You may think that the previous circuit is complete, but there is one problem. The electricity that goes through the diode will drop in voltage. In general, the voltage drops as it passes through the diode: 1V for a rectifier diode, 0.6V for a small signal diode, and about 0.4V for a Schottky barrier diode, which has a smaller drop.

For example, in the case of the 1N4007 rectifier diode, if you look at the data sheet

Look at the Forward Voltage column.
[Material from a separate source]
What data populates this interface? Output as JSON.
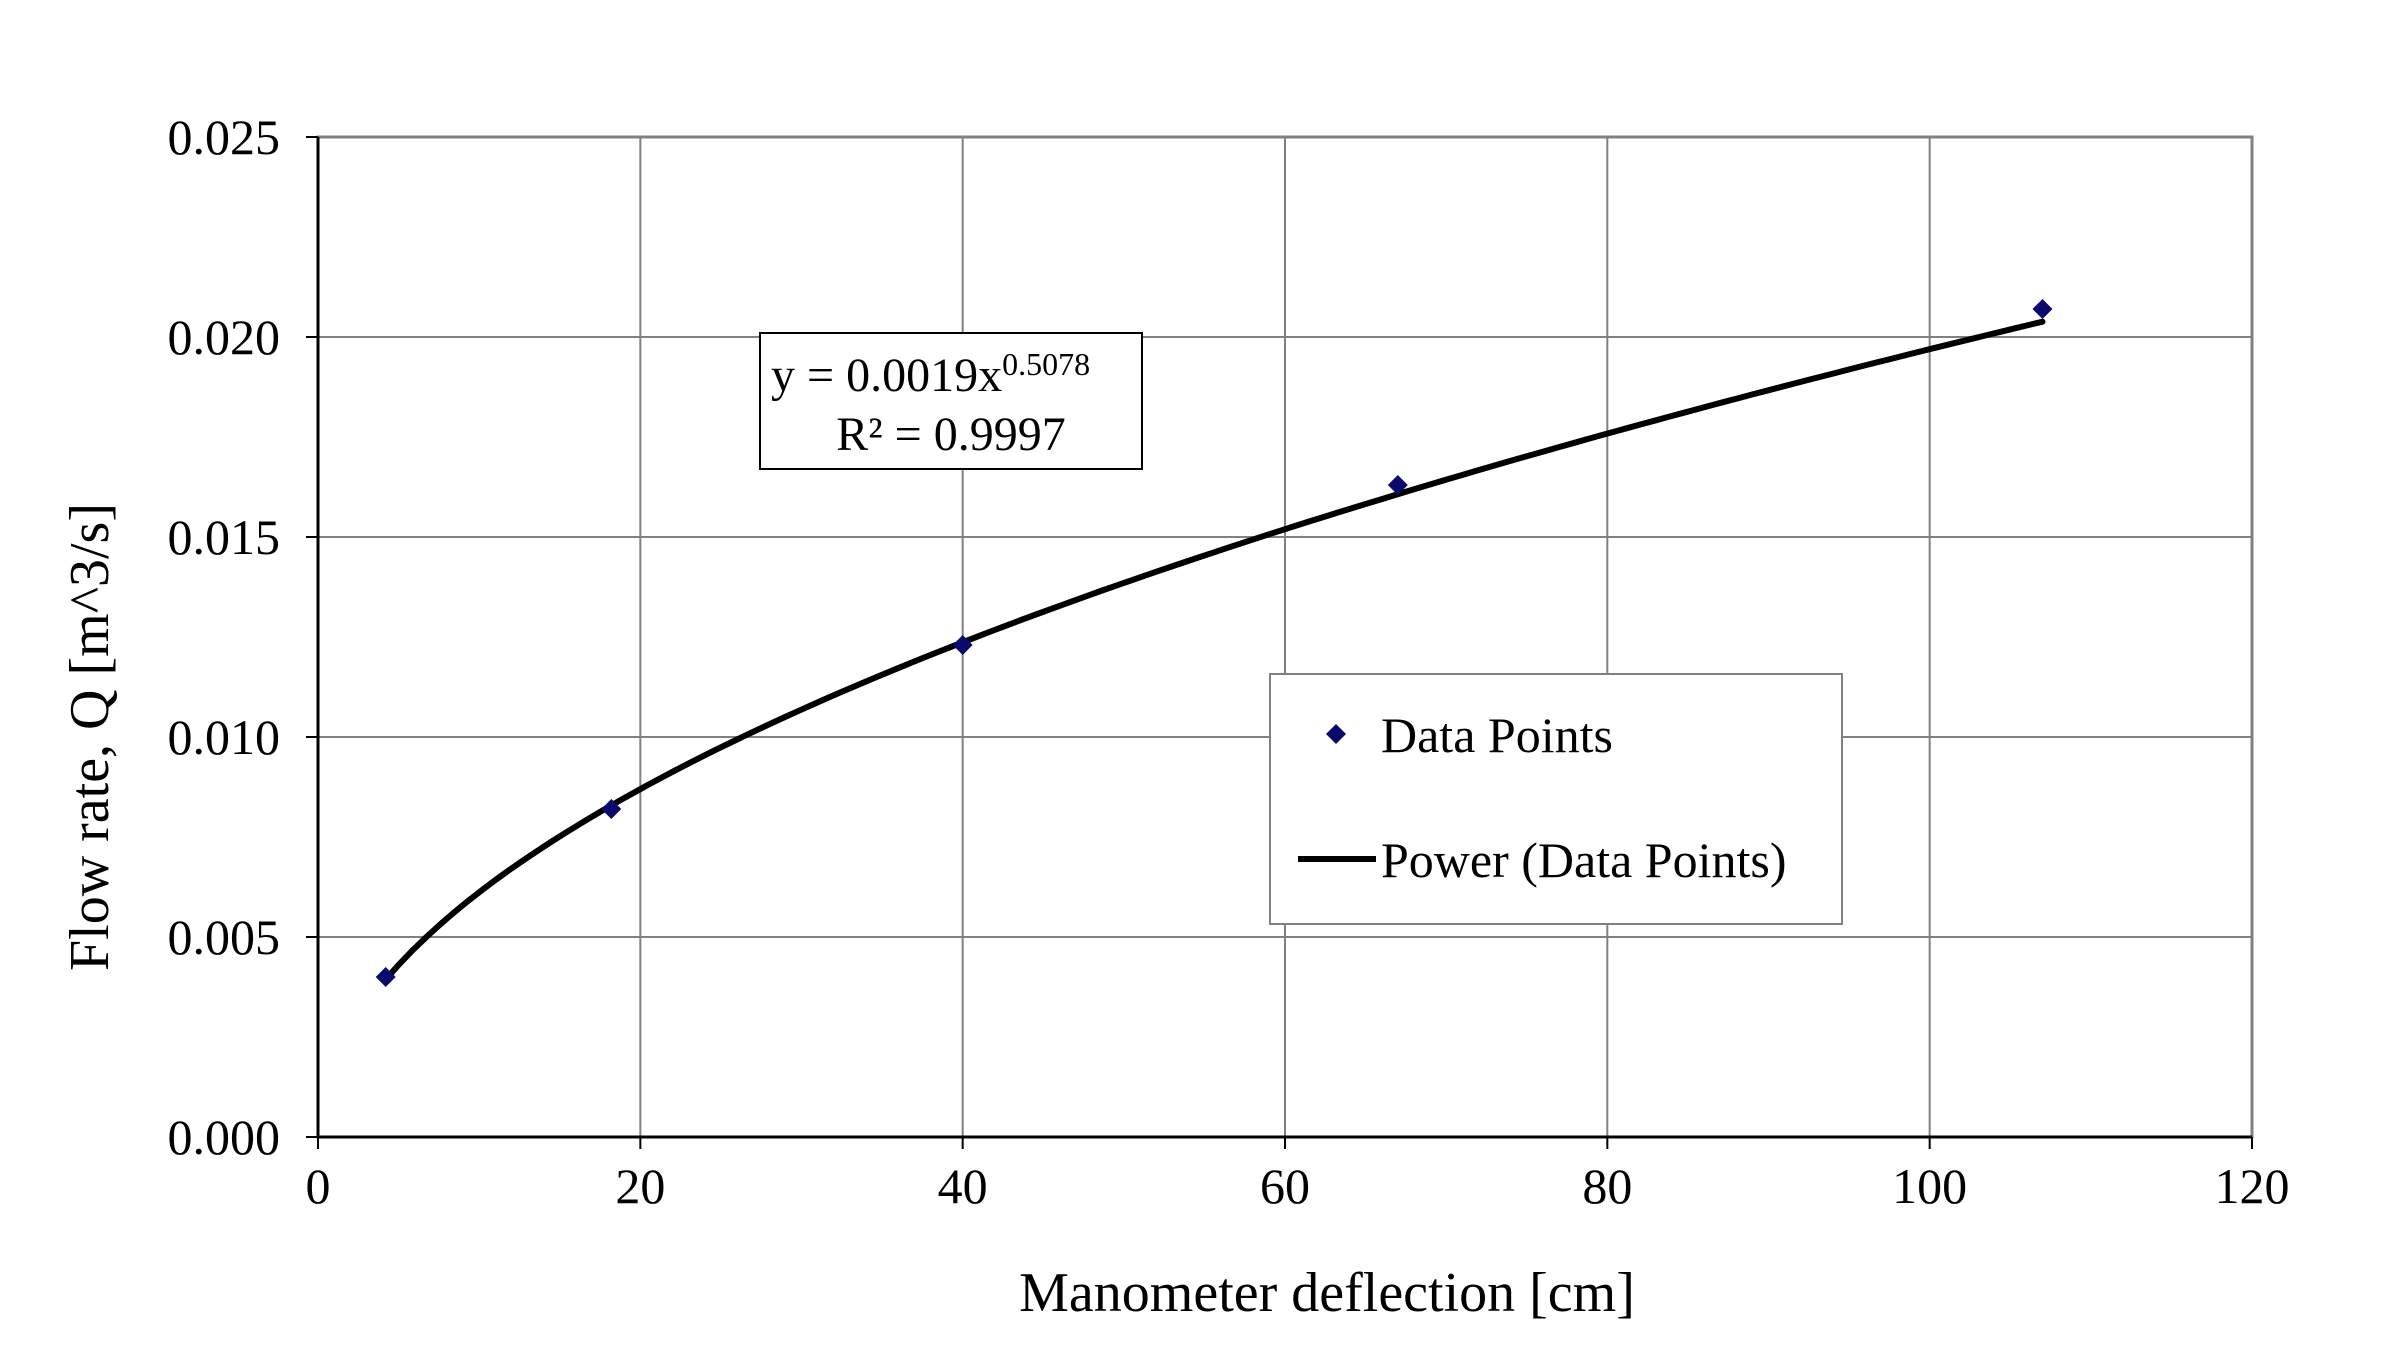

The value is then 1.1V. When electricity passes through this diode, the voltage drops by 1.1V.

In the case of the Schottky barrier diode SB240LES,

The forward voltage is about 0.4V.

In this way, the voltage drops as it passes through the diode.

For example, suppose a Schottky barrier diode with a forward voltage of 0.4V is used in an OR circuit for power supply switching. In the case of USB 5V, the voltage drops only to 4.6V, so there is no problem with the operation of the DCDC in the later stage. However, for lower voltage batteries, problems can occur. The minimum operating voltage of the DCDC converter we are planning to use is 1.8V. In the case of dry cell batteries, the operation will stop when the voltage goes from 3V in the new state to 2.2V. In the case of a rechargeable battery, the starting voltage is only 2.4V, so a drop of 0.2V is enough to stop the operation of the DCDC converter. The forward voltage of the diode is a pretty big loss when the power supply is a low voltage battery. It will cause the DCDC converter to stop working even though the battery still has quite a bit of energy left.

Ideal Diode


Ideal diodes are, as the name implies, diodes that operate ideally. How ideal is the diode that has no voltage drop and electricity flows when the anode voltage > cathode voltage.

The basic circuit is shown in the figure above. A comparator compares the input voltage with the output voltage, and the switch closes and electricity flows only when the input voltage > output voltage. Conversely, if the voltage at the output side is higher than the input voltage, the switch opens to prevent the reverse flow of electricity. Switches are generally MOS-FETs.

I want to make a simpler circuit

In fact, to actually make the circuit of the ideal diode, it is quite troublesome to find a comparator that operates at low voltage, to find a MOS-FET that turns on at low voltage, and to think of a circuit to drive the MOS-FET.

In that case, Digikey is for you.

There are useful things in the world, and there is already an electronic component called Ideal Diode, and Digikey has a category for it.

In that category, filter the "Current - Output" to 1A to 2A.

Now all you have to do is choose the one that looks good from the list.

There was the ideal diode in such a small package.


The datasheet shows that it operates from 1.5V to 5.5V, with a maximum continuous current of 1.5A. There is no forward voltage like a diode, instead there is only an ON resistance of about 100mΩ since the switch is a MOS-FET. It is also very easy to use. If you connect the /CE and GND pins to GND and don't use the ST pin, then it can be used as a diode. This device fits the condition perfectly. I decided on this one.

Automatic power switching circuit completed

I decided to use a Schottky barrier diode for the USB power supply and an ideal diode for the battery power supply to configure the OR circuit.

This enabled automatic power switching: power is supplied from the USB when the USB is connected, and power is supplied from the battery when the USB is disconnected. And thanks to the ideal diode, you can maximize the energy of the battery even when operating on the battery.

Again, I did not need to design a circuit like the previous DCDC converter circuit, but simply used a dedicated IC to create the circuit.